Alexandrite

There are a few talismanic stones which have gained their repute in our time, notably the alexandrite, a variety of chrysoberyl found in Russia, in the emerald mines on the Takowaya, in the Ural region. The discovery of this variety is stated to have been made in 1831 on the day Alexander II (then heir-apparent) reached his majority, and it was therefore named alexandrite, by Nordenskjöld, the mineralogist. The stone as found in gem form rarely weighs over from one to three carats, and is characterized by a marked pleochroism of a splendid green changing to a beautiful columbine red. But in Ceylon much larger gems are found, some few weighing 60 carats each, although rarely of more than one or two carats. The color is of a darker and more bottle-like green, and the change by night renders them darker and more granitized than the Russian stones, which are extremely rare. As red and green are the Russian national colors, the alexandrite has become a great favorite with the Russians, and is looked upon as a stone of good omen in that country. Such, however, is its beauty as a gem that its fame is by no means confined to Russia, and it is eagerly sought in other lands as well.

Amber

Amber was one of the first substances used by man for decoration, and it was also employed at a very early period for amulets and for medicinal purposes. More or less shapeless pieces of rough amber, marked with circular depressions, have been found in Prussia, Schleswig-Holstein, and Denmark, in deposits of the Stone Age. These depressions are sometimes regularly disposed and at other times irregularly, and seem intended to imitate similar depressions found in large stones and rocks, often the work of man’s hand, but occasionally the result of natural causes. In Hoernes’ opinion they marked the resting place of the spirit or spirits believed to animate the stone, and hence it is probable that the amber fragments were used as talismans or amulets.[44]

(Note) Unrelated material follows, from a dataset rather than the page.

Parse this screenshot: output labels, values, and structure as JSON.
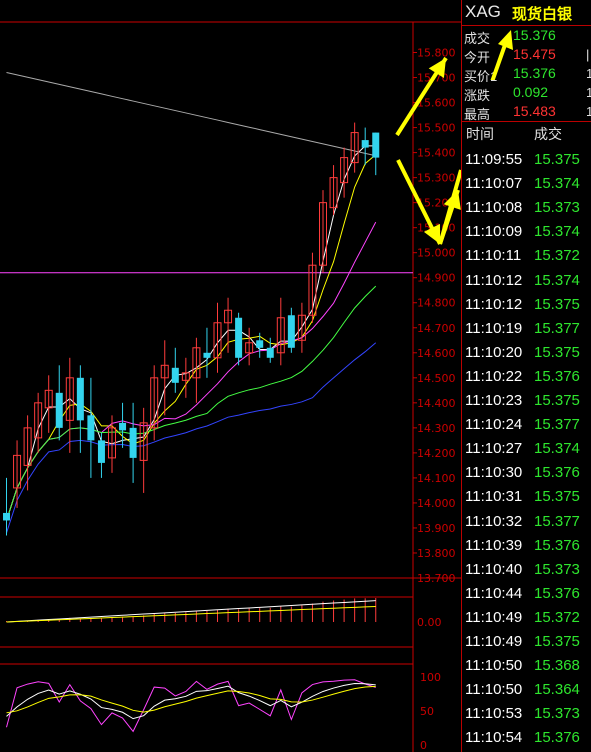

For the ancient Greek poets, the grains of amber were the tears annually shed over the death of their brother Phaëthon by the Heliades after grief had metamorphosed them into poplars growing on the banks of the Eridanus (the modern river Po).[45] In a lost tragedy of Sophocles, he saw the origin of amber in the tears shed over the death of Meleager by certain Indian birds. For Nicias it was the “juice” or essence of the brilliant rays of the setting sun, congealed in the sea and then cast up upon the shore. A more prosaic explanation likened amber to resin, and regarded it as being an exudation from the trunks of certain trees. Indeed, the poetic fancy we have just noted is the same idea clothed in a metaphorical or mythological form. Another fancy represented amber to be the solidified urine of the lynx, hence one of its names, lyncurius.[46]

THE TREE THAT EXUDES AMBER.

From the “Hortus Sanitatis,” of Johannis de Cuba [Strassburg, Jean Pryss, ca. 1483]; De lapidibus, cap. lxx. Author’s library.

The brilliant and beautiful yellow of certain ambers and the fact that this material was very easily worked served to make its use more general, and it soon became a favorite object of trade and barter between the peoples of the Baltic Coast and the more civilized peoples to the south. Schliemann found considerable amber from the Baltic in the graves of Mycenæ, and the frequent allusions to it in the works of Latin authors of the first and succeeding centuries testify to its popularity in the Roman world.